Devianza organizzativa

La devianza organizzativa è l’insieme delle omissioni o azioni da parte di individui o gruppi che, agendo
nei loro ruoli organizzativi, violano regole interne, leggi, regolazioni, a beneficio dell’organizzazione.
Meno le organizzazioni possono accedere ad opportunità di successo economico, più saranno indotte a
commettere violazioni. La decisione individuale alla violazione in un’organizzazione è stata spiegata in
base a tre diversi modelli del comportamento d’impresa:

- Calcolatore amorale: teoria della scelta razionale, gli individui calcolano costi e benefici dell’uso
di mezzi illegittimi e agiscono di conseguenza;

- Impresa come cittadino politico: organizzazione incline a rispettare le leggi, decide di violarne
alcune perché ritenute arbitrarie o irragionevoli, per ignoranza, incompetenza, incomprensione;

- Fallimento organizzativo: le caratteristiche dell’organizzazione riducono la consapevolezza dei


singoli membri delle conseguenze delle proprie azioni illegali.

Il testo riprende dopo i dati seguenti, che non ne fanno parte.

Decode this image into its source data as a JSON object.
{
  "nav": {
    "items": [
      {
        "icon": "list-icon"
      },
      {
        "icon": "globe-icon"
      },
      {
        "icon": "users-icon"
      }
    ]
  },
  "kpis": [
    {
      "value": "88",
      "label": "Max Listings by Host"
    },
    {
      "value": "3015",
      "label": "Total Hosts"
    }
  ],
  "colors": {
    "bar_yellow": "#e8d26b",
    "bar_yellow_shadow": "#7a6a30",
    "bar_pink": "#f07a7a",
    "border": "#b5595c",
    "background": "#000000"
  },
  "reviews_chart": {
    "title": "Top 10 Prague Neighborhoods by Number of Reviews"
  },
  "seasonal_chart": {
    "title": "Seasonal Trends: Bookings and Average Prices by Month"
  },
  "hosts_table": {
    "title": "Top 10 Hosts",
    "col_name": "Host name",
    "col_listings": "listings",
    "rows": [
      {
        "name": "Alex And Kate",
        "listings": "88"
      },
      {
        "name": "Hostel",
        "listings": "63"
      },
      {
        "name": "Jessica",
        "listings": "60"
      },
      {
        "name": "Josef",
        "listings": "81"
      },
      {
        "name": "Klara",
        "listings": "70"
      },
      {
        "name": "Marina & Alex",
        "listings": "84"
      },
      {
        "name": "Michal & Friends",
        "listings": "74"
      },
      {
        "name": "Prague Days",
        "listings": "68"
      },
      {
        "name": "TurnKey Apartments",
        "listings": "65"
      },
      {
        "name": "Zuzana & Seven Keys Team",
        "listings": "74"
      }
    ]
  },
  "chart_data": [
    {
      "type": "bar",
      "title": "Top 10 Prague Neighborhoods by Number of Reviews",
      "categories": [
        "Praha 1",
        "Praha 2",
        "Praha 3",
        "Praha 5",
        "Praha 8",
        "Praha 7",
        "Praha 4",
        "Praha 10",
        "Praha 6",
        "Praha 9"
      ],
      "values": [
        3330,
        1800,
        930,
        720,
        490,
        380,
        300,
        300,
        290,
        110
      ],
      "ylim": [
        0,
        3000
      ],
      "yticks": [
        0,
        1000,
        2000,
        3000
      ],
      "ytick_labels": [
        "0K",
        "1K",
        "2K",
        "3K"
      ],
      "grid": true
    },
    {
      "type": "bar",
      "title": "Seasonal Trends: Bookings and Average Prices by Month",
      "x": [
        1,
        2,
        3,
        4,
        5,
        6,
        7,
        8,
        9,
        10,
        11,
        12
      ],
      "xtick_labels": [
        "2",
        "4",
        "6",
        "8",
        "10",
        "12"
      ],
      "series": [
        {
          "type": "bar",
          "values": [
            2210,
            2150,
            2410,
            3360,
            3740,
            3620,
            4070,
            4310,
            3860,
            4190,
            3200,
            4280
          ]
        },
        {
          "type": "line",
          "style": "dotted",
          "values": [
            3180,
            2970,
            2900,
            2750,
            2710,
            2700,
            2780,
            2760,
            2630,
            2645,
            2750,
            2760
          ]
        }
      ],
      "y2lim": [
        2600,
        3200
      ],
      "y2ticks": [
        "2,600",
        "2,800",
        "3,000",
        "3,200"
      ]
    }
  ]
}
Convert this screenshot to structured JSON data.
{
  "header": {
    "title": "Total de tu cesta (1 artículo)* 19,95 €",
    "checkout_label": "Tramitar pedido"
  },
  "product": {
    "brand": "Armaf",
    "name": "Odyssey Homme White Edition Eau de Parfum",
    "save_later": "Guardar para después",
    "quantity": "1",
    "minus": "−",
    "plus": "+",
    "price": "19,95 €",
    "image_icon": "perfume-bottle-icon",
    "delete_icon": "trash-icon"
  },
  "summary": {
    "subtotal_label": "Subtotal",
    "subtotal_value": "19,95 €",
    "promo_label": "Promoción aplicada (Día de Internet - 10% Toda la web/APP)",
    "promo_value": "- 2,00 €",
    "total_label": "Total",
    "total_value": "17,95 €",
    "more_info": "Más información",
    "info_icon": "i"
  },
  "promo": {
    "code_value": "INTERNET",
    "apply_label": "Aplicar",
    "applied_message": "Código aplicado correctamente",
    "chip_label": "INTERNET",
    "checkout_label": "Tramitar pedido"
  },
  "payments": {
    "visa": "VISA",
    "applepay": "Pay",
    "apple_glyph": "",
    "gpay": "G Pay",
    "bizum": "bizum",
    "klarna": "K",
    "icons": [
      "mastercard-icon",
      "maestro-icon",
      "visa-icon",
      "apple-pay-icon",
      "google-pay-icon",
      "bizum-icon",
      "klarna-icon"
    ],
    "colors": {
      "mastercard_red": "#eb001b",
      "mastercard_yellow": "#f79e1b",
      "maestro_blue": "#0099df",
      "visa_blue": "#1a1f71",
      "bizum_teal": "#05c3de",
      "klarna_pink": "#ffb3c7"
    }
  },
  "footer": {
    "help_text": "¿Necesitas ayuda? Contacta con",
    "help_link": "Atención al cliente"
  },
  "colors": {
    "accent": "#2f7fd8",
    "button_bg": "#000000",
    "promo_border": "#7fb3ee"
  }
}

Non sempre un comportamento deviante ha conseguenze negative, sia se si parla di deviazione da


norme interne sia da norme esterne. È difficile individuare il momento preciso della decisione di
violazione, perché è una costruzione progressiva; la normalizzazione di azioni devianti da parte di
membri all’interno o all’esterno dell’organizzazione svolge un ruolo fondamentale, in quanto porta ad un
circolo vizioso.

Organizzazioni criminali

Perseguono un profitto economico attraverso il ricorso ad azioni contrarie alle leggi; operano in mercati
illegali cercando il monopolio.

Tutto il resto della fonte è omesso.